Jakarta-Jurnal Nasional

Buku-buku setebal Kamus Besar Bahasa Indonesia memenuhi lemari penyimpanan di sebuah ruangan di Kementerian Pemberdayaan Aparatur Negara (PAN). Saking banyaknya, lemari penyimpanan tak muat lagi. Buku-buku itu pun tertumpuk di lantai.

Buku-buku setebal kamus tersebut sebenarnya adalah laporan pertanggung jawaban dari lembaga-lebaga negara. Istilahnya, laporan Akuntabilitas Kinerja Instansi Pemerintah atau disingkat Akip.

“Laporan Akip biasanya nggak hanya satu buku lho. Mereka bikin Akip tebal-tebal. Tapi kalau dilihat, banyak detil nggak penting yang ada di situ,” kata Ronald A. Annas, penilai dari Deputi Akuntabilitas, Kementerian PAN.

Yang ia maksud tidak penting adalah ukuran-ukuran yang digunakan Si pembuat laporan. Seorang pejabat, misalnya, bisa saja bilang bahwa ia ingin menyejahterakan rakyat. Setelah masa kepemimpinannya ia lalu berkata bahwa kesejahteraan meningkat 100%.

Menurut lelaki jebolan Sekolah Tinggi Akuntansi Negara (STAN) ini, tidak ada indikator yang jelas untuk prosentase tersebut. “Sayangnya, ini sudah kebiasaan dari jaman dulu.”

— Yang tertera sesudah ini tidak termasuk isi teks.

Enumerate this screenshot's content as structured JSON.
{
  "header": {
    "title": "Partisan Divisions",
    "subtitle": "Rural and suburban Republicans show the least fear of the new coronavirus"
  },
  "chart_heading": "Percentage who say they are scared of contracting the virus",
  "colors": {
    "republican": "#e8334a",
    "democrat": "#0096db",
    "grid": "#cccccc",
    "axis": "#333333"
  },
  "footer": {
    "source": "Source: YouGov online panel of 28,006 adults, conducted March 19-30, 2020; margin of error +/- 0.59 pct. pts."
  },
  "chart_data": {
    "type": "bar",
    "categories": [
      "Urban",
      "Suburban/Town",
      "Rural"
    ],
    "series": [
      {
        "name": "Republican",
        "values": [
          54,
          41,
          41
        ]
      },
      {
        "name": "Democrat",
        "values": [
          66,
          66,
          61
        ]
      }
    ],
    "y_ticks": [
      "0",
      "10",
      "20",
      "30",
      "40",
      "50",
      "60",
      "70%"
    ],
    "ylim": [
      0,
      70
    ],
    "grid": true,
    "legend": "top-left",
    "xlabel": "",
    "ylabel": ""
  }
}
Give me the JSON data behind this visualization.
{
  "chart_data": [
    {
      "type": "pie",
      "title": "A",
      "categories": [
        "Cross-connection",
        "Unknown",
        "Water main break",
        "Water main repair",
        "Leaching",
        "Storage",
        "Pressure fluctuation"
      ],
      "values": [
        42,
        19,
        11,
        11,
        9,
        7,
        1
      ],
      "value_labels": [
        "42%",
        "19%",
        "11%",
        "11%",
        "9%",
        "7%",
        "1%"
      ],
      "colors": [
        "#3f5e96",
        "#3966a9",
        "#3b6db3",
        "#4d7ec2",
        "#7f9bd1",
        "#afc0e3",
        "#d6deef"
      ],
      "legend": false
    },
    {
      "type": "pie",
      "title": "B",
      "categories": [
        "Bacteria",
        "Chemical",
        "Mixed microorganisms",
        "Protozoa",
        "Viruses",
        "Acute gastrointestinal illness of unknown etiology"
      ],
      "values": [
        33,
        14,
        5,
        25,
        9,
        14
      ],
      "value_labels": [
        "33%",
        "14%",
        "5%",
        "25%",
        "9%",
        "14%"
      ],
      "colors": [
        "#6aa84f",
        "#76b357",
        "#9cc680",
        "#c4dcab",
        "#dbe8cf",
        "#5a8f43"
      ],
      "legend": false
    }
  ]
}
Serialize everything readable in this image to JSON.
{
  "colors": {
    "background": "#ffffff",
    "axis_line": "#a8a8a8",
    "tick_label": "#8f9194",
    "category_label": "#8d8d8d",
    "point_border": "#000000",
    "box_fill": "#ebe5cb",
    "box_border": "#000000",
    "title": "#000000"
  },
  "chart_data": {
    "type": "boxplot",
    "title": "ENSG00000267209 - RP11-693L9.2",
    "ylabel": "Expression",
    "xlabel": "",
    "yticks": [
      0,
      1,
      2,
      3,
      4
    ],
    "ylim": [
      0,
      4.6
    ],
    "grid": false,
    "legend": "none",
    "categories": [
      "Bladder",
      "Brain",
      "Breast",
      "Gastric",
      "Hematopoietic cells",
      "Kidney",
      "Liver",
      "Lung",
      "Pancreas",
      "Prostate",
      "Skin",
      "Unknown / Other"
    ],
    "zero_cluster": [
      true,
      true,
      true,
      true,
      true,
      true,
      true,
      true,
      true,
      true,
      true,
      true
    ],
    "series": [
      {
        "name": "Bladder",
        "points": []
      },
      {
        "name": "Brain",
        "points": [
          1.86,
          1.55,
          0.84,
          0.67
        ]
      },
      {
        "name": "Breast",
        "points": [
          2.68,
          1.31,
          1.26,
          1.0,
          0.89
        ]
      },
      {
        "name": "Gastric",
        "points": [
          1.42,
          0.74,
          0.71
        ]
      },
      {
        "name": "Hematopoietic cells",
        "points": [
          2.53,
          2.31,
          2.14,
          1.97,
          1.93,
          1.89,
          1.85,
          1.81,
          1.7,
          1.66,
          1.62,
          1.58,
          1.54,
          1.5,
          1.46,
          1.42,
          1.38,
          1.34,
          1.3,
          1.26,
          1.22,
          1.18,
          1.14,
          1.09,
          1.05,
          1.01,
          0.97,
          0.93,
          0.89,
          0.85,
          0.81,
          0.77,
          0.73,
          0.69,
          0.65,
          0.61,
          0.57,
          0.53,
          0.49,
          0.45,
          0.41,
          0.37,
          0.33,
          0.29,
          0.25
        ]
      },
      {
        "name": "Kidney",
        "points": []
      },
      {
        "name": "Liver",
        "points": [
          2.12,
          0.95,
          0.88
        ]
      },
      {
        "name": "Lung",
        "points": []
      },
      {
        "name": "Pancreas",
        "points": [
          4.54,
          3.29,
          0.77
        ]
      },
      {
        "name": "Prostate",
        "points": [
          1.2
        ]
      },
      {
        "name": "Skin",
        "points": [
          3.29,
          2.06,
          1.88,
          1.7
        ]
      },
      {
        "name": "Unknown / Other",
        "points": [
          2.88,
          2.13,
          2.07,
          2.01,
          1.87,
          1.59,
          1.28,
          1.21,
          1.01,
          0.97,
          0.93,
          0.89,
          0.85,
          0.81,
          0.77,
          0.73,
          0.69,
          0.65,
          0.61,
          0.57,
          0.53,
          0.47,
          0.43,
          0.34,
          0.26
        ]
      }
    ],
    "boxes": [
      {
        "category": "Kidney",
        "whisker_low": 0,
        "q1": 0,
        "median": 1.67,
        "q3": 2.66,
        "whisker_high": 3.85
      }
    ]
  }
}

Apa yang ditampilkan dalam laporan-laporan setebal kamus itu menurut Ronald belum cukup untuk melihat kinerja suatu lembaga. Sebagai contoh, sebuah lembaga menuliskan pemasukan (input) sebesar Rp.860 juta. Sedang pengeluaran (output) sebesar Rp.820 juta. Dan muncullah angka 95% sebagai ukuran keberhasilan dijalankannya program tersebut.

Selain itu, ia juga mengatakan bahwa selama ini kinerja lembaga negara selalu diukur dari penggunaan anggaran belanja. Habis atau tidak. Padahal, belum tentu belanja tersebut menghasilkan manfaat untuk masyarakat.

Misalnya, ada lembaga yang menganggarkan Rp.10 juta untuk membuat 10 buah buku. Jika anggaran tersebut abis dan 10 buku sudah dibuat, maka dinilai bahwa lembaga tersebut berhasil. Padahal, belum tentu buku tersebut dibutuhkan masyarakat, apalagi untuk memberi nilai tambah.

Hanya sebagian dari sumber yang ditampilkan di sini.